Natalie Pompilio is an award-winning writer and editor based in Philadelphia.
Formerly a staff reporter for The Philadelphia Inquirer, The Philadelphia Daily News, and The (New Orleans) Times-Picayune, Natalie still contributes to those publications as well as to the The (Newark) Star-Ledger, the Associated Press, The Washington Post and Thomson Reuters.
She also also regularly writes for magazines, including Delaware Today, Neurology Now, The Penn Gazette, Yes! and Haverford.
Her web work includes legacy.com, cityandstate.com and cruisecritic.com. She's also involved in commercial writing projects with local Fortune 500 companies, government offices and non-profits.
Natalie reported from Baghdad in 2003 as the insurgency against US military operations began gathering force. Her work there was honored with a citation from Knight-Ridder.
She was in New Orleans in August 2005 before, during and after Hurricane Katrina as a reporter for The Philadelphia Inquirer. Some of her work from that period was acknowledged by the American Society of Newspaper Editors and is included in its "Best Newspaper Writing 2006" book.
In 2011, she shared a Clarion Award from Women in Communications for story with Daily News writers Molly Eichel and Becky Batcha for their piece documenting 24 hours at Children’s Hospital of Philadelphia
In 2014, the Keystone Press Association said her Philadelphia City Paper, "Michael's Story," was the year's best feature article in its category. The article documented the unlikely relationship between a mother who lost her son to violence and one of the men responsible for his death.

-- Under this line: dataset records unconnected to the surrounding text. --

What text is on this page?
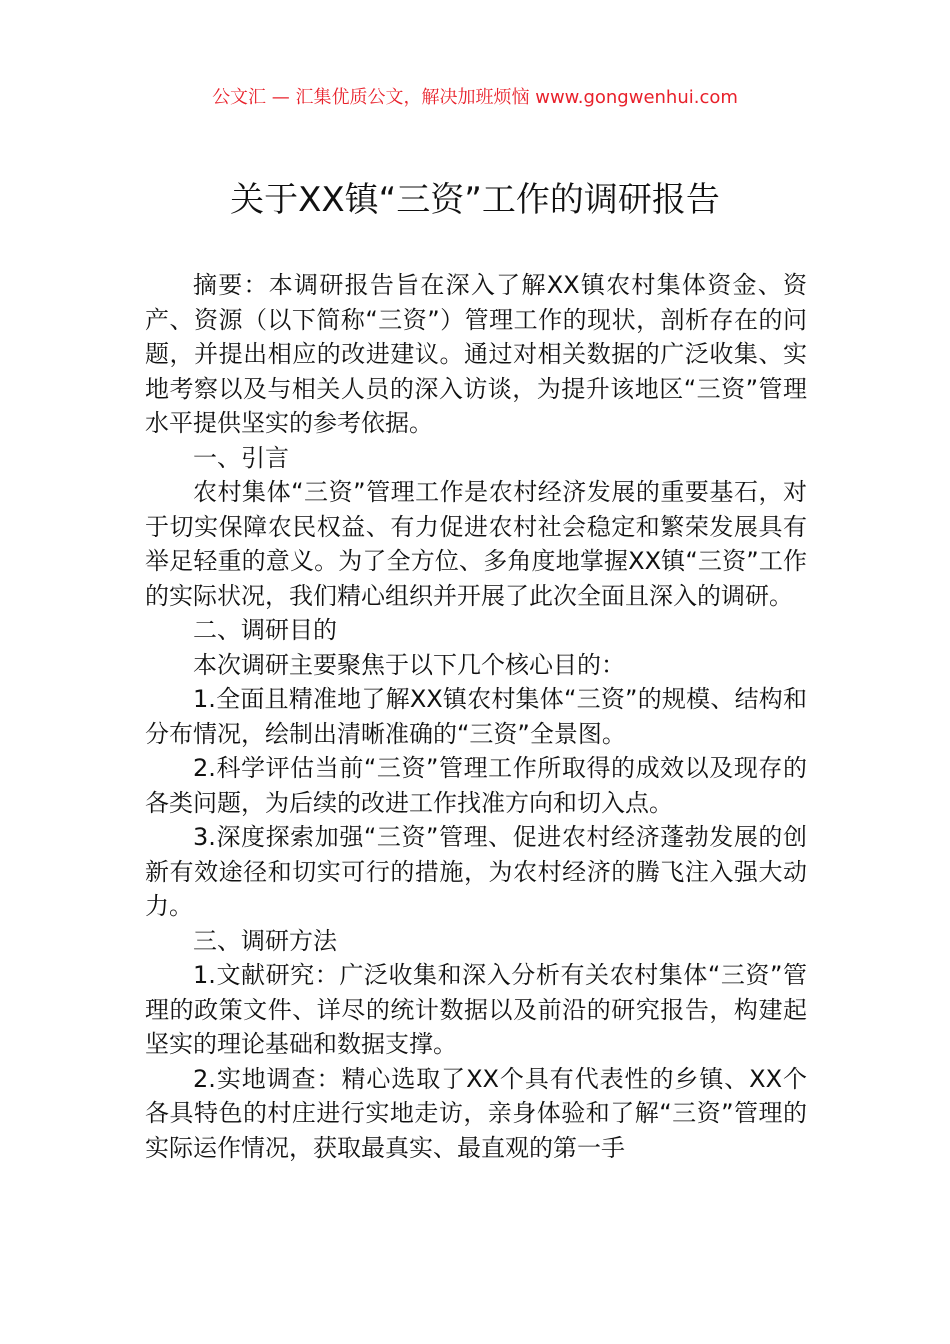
公文汇 — 汇集优质公文，解决加班烦恼 www.gongwenhui.com
关于XX镇“三资”工作的调研报告

摘要：本调研报告旨在深入了解XX镇农村集体资金、资产、资源（以下简称“三资”）管理工作的现状，剖析存在的问题，并提出相应的改进建议。通过对相关数据的广泛收集、实地考察以及与相关人员的深入访谈，为提升该地区“三资”管理水平提供坚实的参考依据。

一、引言

农村集体“三资”管理工作是农村经济发展的重要基石，对于切实保障农民权益、有力促进农村社会稳定和繁荣发展具有举足轻重的意义。为了全方位、多角度地掌握XX镇“三资”工作的实际状况，我们精心组织并开展了此次全面且深入的调研。

二、调研目的

本次调研主要聚焦于以下几个核心目的：

1.全面且精准地了解XX镇农村集体“三资”的规模、结构和分布情况，绘制出清晰准确的“三资”全景图。

2.科学评估当前“三资”管理工作所取得的成效以及现存的各类问题，为后续的改进工作找准方向和切入点。

3.深度探索加强“三资”管理、促进农村经济蓬勃发展的创新有效途径和切实可行的措施，为农村经济的腾飞注入强大动力。

三、调研方法

1.文献研究：广泛收集和深入分析有关农村集体“三资”管理的政策文件、详尽的统计数据以及前沿的研究报告，构建起坚实的理论基础和数据支撑。

2.实地调查：精心选取了XX个具有代表性的乡镇、XX个各具特色的村庄进行实地走访，亲身体验和了解“三资”管理的实际运作情况，获取最真实、最直观的第一手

Natalie has authored or co-authored three books:
“More Philadelphia Murals and the Stories They Tell" (Temple University Press, 2006), written with Jane Golden and Robin Wright.

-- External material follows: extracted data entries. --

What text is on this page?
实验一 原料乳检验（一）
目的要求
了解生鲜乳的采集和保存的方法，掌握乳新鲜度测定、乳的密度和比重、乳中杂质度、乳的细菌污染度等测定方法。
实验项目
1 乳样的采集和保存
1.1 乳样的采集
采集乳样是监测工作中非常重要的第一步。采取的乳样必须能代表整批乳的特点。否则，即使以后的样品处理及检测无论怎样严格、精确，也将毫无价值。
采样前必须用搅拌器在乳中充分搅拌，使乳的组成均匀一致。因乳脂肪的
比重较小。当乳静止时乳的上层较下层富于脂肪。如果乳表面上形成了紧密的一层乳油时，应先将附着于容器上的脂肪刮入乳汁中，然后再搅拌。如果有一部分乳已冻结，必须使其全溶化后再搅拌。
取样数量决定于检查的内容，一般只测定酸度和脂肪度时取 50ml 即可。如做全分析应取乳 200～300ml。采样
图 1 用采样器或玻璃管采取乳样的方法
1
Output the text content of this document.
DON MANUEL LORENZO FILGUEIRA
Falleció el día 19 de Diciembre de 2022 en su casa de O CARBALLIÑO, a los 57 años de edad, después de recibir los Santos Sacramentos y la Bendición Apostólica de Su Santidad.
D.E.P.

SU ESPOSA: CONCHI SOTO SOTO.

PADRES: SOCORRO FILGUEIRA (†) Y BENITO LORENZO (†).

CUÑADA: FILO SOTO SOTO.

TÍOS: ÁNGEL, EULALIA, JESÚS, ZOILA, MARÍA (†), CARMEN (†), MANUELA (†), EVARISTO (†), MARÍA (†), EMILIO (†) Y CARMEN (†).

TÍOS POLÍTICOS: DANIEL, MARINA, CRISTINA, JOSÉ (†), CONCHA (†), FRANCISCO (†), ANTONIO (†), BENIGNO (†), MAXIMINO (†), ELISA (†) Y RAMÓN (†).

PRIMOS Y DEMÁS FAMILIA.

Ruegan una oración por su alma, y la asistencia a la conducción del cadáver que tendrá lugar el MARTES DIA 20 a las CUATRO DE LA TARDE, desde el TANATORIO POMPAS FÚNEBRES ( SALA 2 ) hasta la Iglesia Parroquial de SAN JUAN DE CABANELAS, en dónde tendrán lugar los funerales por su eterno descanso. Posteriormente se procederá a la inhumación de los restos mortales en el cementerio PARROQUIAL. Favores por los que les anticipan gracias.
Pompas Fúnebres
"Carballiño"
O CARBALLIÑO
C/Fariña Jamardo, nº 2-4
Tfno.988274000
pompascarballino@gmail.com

"Walking Philadelphia: (Wilderness Press, 2017)
"Philadelphia A to Z" (Self-published children's alphabet book)
Natalie's strength is documenting the world through the eyes of ordinary people going about their lives — or facing extraordinary challenges. She has an eye for the telling detail and an ear for dialogue. She presents her subjects as themselves and not as characters.
Natalie has a Bachelor's degree in The Writing Seminars from Johns Hopkins University and a Master's in Journalism from the University of Maryland.